Attribute Importance

Note: Attribute Importance does not work with data that has attributes that have primarily NULL values, that is, sparse data. You should remove attributes that have mostly NULL values before you build an attribute importance model.

If a data set has many attributes, it is likely that not all attributes will contribute to a predictive model. Indeed, some attributes may simply add noise, that is, they actually detract from the model's predictive value. Oracle Data Mining provides Attribute Importance (AI) that uses the Minimum Description Length algorithm to rank the attributes by significance in determining the target value.

The time required to build Oracle Data Mining classification models increases with the number of attributes. Attribute Importance identifies a proper subset of the attributes that are most relevant to predicting the target. Model building can proceed using the selected attributes only.

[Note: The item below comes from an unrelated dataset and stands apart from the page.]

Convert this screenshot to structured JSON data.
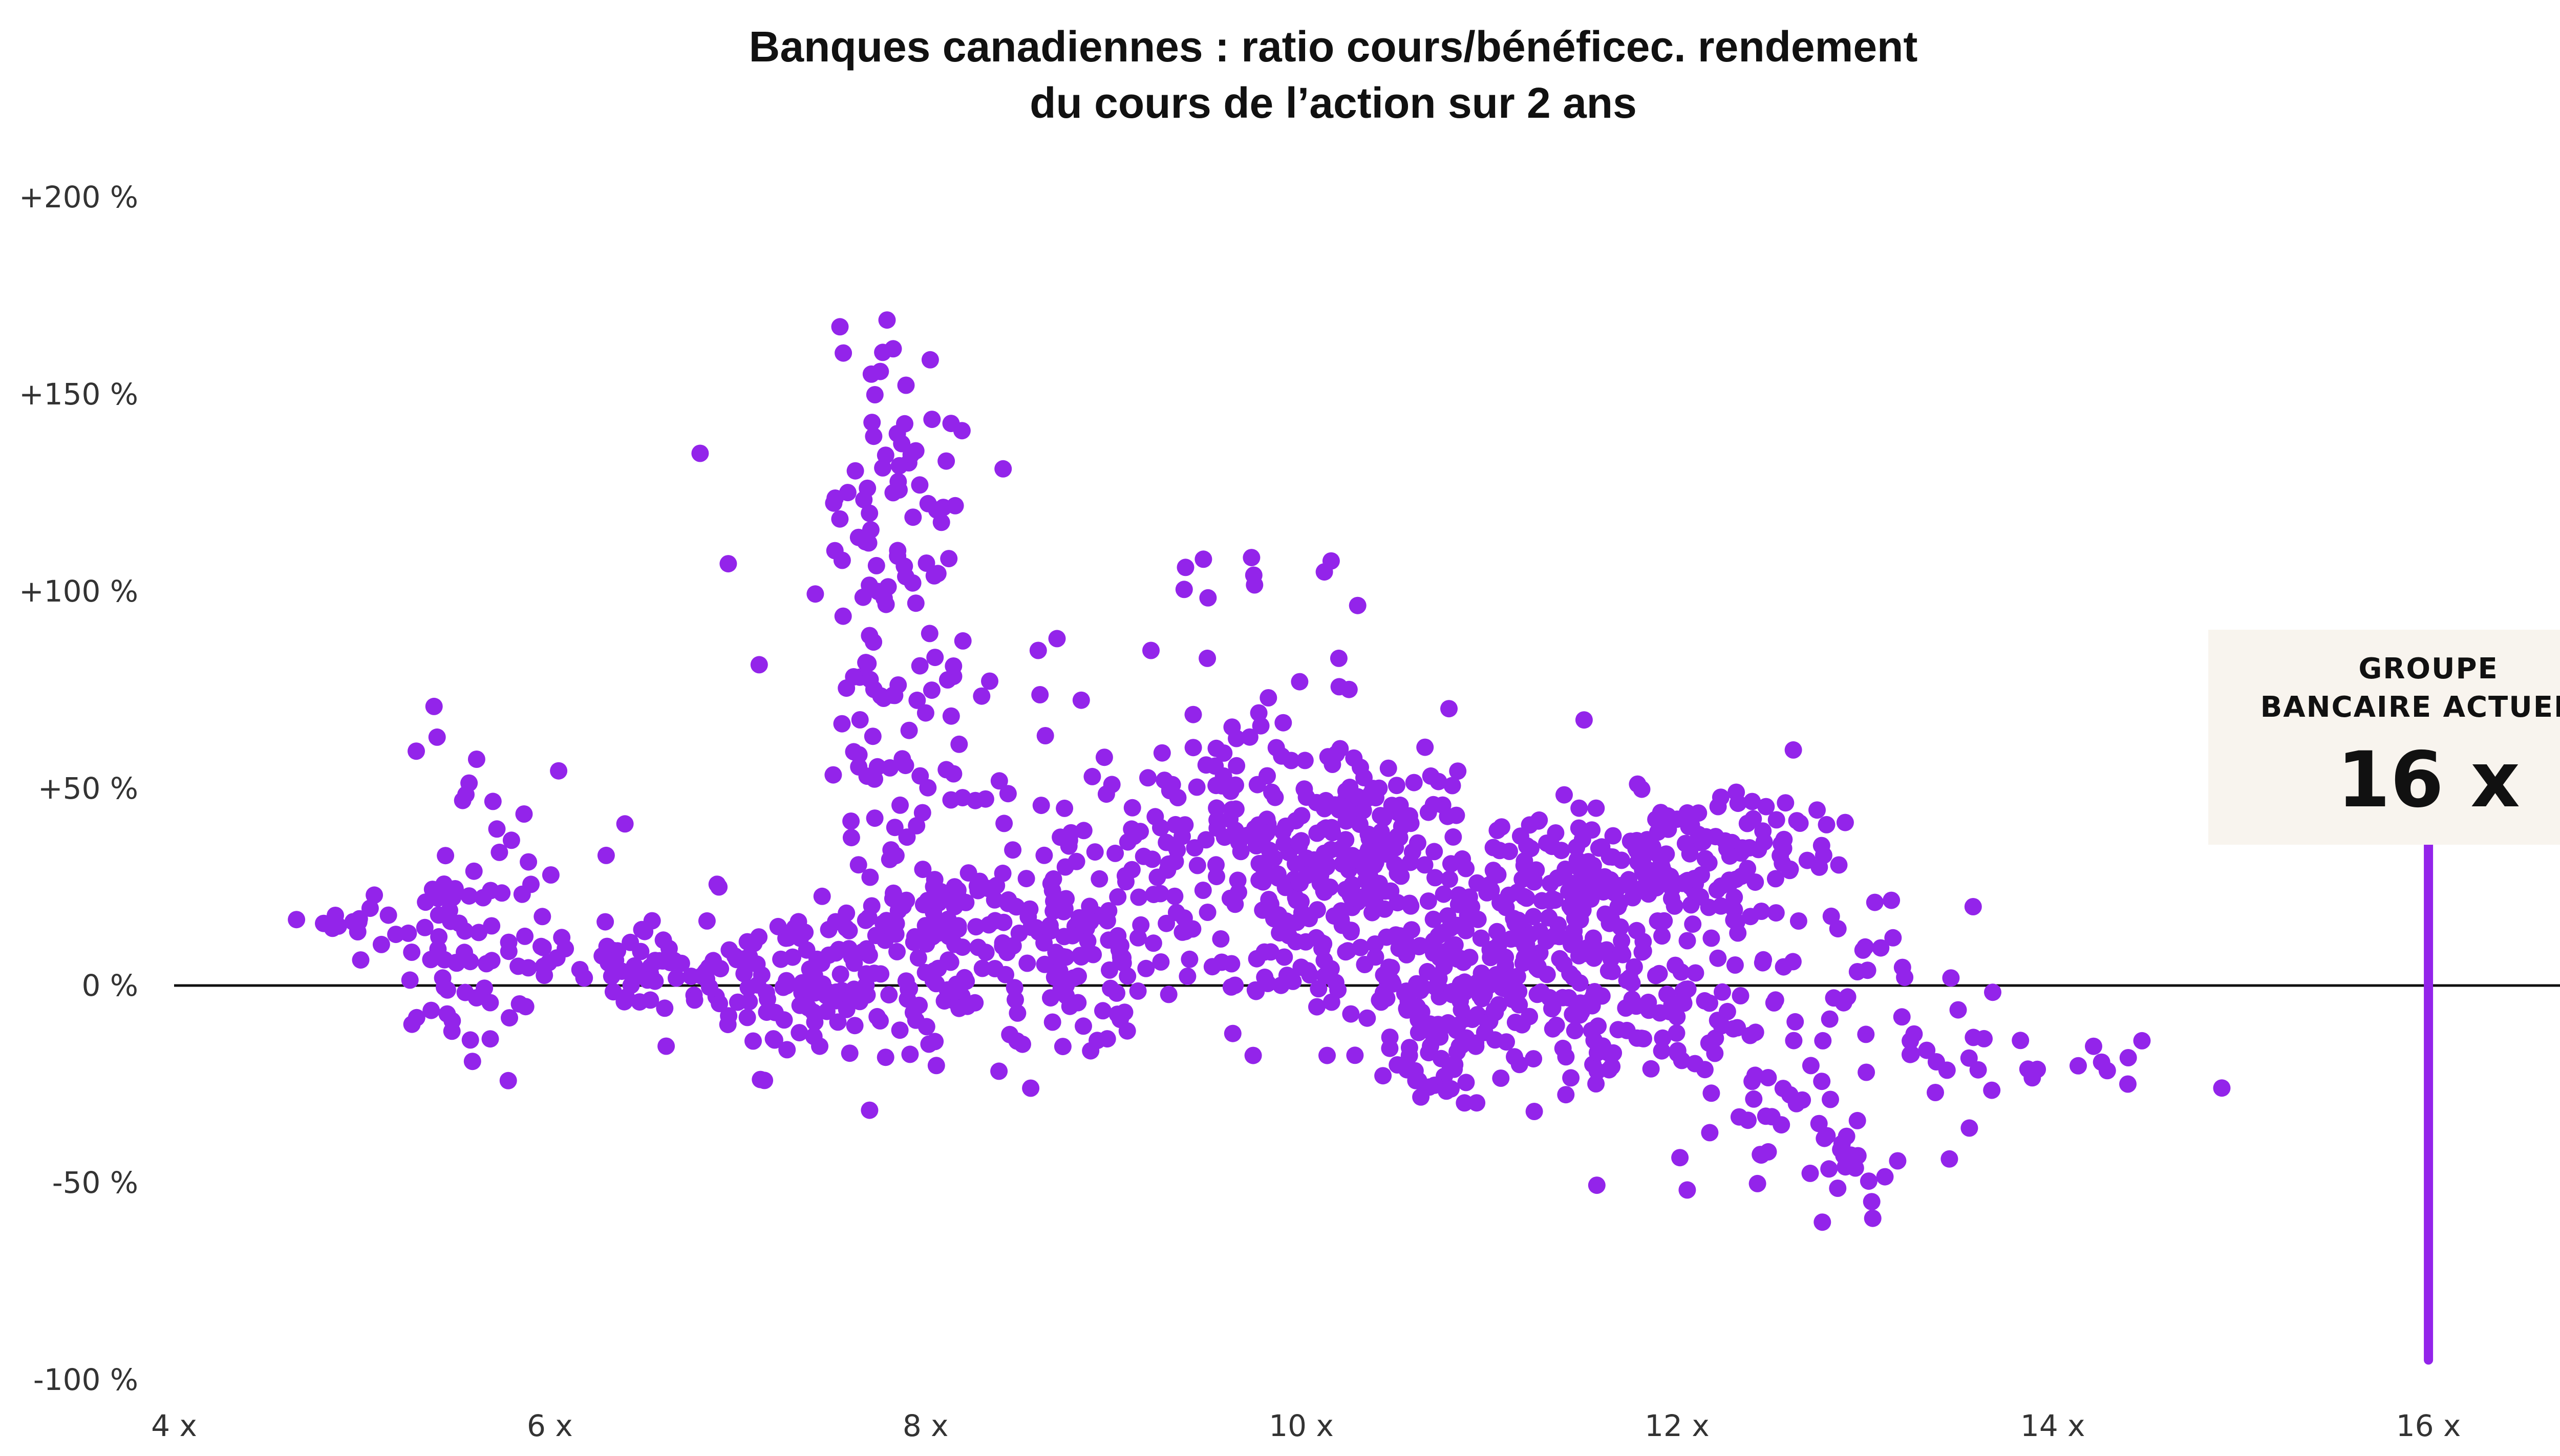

Using fewer attributes does not necessarily result in lost predictive accuracy. Using too many attributes (especially those that add noise) can affect the model and degrade its performance and accuracy. Mining using the smallest number of attributes can save significant computing time and may build better models.

Decision Tree and Adaptive Bayes Network algorithms do internal feature reduction, that is, they determine which attributes are important to build the model and use only those attributes. For these kinds of models, it is not necessary to create an AI model to reduce the number of features. Even for these algorithms, reducing the number of features may result in better performance.

An Attribute Importance model calculates rank and importance for each attribute. The rank of an attribute is an integer. Importance is a real number that may be negative. The rank or importance of an attribute allows you to select the attribute to be used in building models. The correct way to interpret attribute importance is that attributes with a greater numeric value for importance are relatively more important; the most important attribute has rank equal to 1. If the importance of attribute A is 10 times bigger than the importance of attribute B, you cannot assume that attribute A is 10 times more important than attribute B; all that you can assume is that attribute A is more important than attribute B. If the importance of an attribute is a negative number, then that attribute is not correlated with the target. See the description of the Minimum Descriptor Length algorithm for more details.

Oracle Data Mining Attribute Importance models use the Minimum Descriptor Length Algorithm.